Ein flüchtiger Blick ist täuschend. Dischord Records aus Washinton D.C., unter anderem gegründet von Ian MacKaye (MINOR THREAT / FUGAZI), brachte die erste 7“ der TITLE TRACKS heraus. Aktuelle und ehemalige Bandmitglieder von THE LOVED ONES sowie KID DYNAMITE wirken hier mit. Man könnte glatt eine melodische Hardcore-Scheibe erwarten. Doch dann verharren die Augen bei Bandnamen wie Q AND NOT U und GEORGIE JAMES und leiten ans Gehirn weiter, dass das mit dem Hardcore wohl nichts wird. Und das ist auch gut so.
John Davies ist ein musikalisch fleißiger Mensch. Der Schlagzeuger der mittlerweile aufgelösten Experimental-Combo Q AND NOT U, der später bei GEORGIE JAMES dem Indie-Pop frönte, ist seit 2008 ständig dabei, Songs zu schreiben, sie aufzunehmen und zu betouren. Zuerst erschienen „Every Little Bit Hurts“ und „Found Out“ auf einer 7“, 2010 waren beide Tracks auf dem Debüt „It was easy“ zu hören. Nun, ein Jahr später, folgt „In blank“. Beide LPs erscheinen in den USA bei Ernest Jenning Records, hierzulande bei Gunner Records.
Dieses rastlose Treiben war bestimmt durch Alleingänge John Davies´, Erkenntnisse, dass man doch Mitmusiker brauche, erneute Gehversuche als Einzelkünstler bis hin zur Rückkehr zur Band, die sich in ihren Mitgliedern auch ständig ändert. Einzige Konstante allein bleibt: John Davies.

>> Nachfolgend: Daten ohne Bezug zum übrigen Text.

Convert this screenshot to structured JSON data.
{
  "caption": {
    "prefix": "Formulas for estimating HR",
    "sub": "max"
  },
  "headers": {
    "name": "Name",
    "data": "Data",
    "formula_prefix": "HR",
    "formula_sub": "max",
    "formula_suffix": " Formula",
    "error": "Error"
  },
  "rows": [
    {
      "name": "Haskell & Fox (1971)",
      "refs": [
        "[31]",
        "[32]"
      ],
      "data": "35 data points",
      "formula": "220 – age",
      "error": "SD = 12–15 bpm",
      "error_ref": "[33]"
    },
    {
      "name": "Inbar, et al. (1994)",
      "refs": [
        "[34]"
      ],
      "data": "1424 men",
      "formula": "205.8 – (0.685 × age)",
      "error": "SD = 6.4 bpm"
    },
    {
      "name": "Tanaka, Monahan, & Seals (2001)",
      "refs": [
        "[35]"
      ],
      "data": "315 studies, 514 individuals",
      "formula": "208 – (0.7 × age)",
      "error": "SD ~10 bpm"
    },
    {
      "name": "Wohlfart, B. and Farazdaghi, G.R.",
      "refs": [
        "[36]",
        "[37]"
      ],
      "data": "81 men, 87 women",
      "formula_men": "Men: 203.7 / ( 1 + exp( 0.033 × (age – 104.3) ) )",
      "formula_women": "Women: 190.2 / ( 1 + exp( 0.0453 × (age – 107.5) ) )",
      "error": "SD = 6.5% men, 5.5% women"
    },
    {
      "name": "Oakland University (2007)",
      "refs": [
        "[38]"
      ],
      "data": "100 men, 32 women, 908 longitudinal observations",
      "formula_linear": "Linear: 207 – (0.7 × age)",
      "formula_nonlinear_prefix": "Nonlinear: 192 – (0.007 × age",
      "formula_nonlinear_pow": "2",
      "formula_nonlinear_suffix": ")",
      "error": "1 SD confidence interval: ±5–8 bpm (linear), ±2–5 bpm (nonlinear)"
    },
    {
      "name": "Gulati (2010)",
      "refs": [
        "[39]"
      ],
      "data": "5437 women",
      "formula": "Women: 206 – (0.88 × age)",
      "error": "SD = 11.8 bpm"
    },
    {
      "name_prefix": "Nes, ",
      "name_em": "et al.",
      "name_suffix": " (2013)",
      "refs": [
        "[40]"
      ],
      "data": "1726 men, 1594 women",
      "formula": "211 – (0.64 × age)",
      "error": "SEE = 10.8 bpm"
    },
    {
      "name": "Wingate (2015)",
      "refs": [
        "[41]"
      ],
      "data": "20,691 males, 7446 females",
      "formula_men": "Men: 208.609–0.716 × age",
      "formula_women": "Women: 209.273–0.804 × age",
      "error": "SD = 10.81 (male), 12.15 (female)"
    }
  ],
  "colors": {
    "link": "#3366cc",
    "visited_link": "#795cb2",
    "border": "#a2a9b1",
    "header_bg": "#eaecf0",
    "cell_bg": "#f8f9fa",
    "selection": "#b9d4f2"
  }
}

Das ältere Werk „It was not easy“ verkörpert melodischen Indie-Pop, der an manchen Stellen wie bei „Every Little Bit Hurts“, „Steady Love“ oder „Found Out“ eine Prise Rock abbekommen hat. „NO, Girl“ gibt Offbeat-Passagen inklusive Saxophon zum Besten, wonach „Black Bubblegum“ und „It was easy“ an Flower-Power-Pop aus den 1960ern erinnern. „Hello There“ ist eine lässige Disco-Tanznummer, „Tougher Than The Rest“ ein melancholisches SPRINGSTEEN-Cover, „She don´t care about time“ ein melodisches von den BYRDS.
Das neue Opus ist weniger abwechslungsreich als sein Vorgänger, dafür aber umso einprägsamer und etwas dreckiger. Mit dem Einsatz des dominanten Basses beim Opener „Shaking Hands“ wird klar, dass „In blank“ eine Indie-Rock-Platte zum Tanzen ist. Und spätestens bei „Turn your Face“ dürfte man auf der Tanzfläche sein oder aber, sofern man mit dem Auto unterwegs ist, das Gaspedal nach unten drücken: am besten im Cabrio mit ordentlich Wind im Haar.
„In blank“ nimmt den Groove der 1960er, der auch auf „It was easy“ zu spüren war, wieder auf, nicht zuletzt durch das THE FLAMING´ GROOVIES-Cover „I can´t hide“. Darüber hinaus hört man in den rockigen Momenten angenehme Parallelen zu Elvis Costello oder alten R.E.M. zu Zeiten von „Lifes Rich Pageant“ oder „Document“, bei ruhigeren Passagen entdeckt man hingegen Verwandtschaften zu „It´s a Shame about Ray“ und „Come on feel“ von den LEMONHEADS.
Wider Erwarten sind TITLE TRACK zu einer meiner meistgehörten Bands des Frühlings geworden; und gemessen an der musikalischen Überschwemmung, an der ich gerade leide, ist das durchaus bemerkenswert. Ich und viele andere würden sich freuen, wenn ihr diese Entdeckung nachvollziehen würdet.
Für Vinyl-Sammler: Erstauflage von „It was easy“ gibt es auf blauem, „In blank“ auf gelbem Vinyl. Beide Scheiben gibt es wie bei Gunner mittlerweile üblich inklusive DL-Code. Je 100 handnummerierte Siebdruckversionen in Clear und Grün sollen noch kommen. Zugreifen!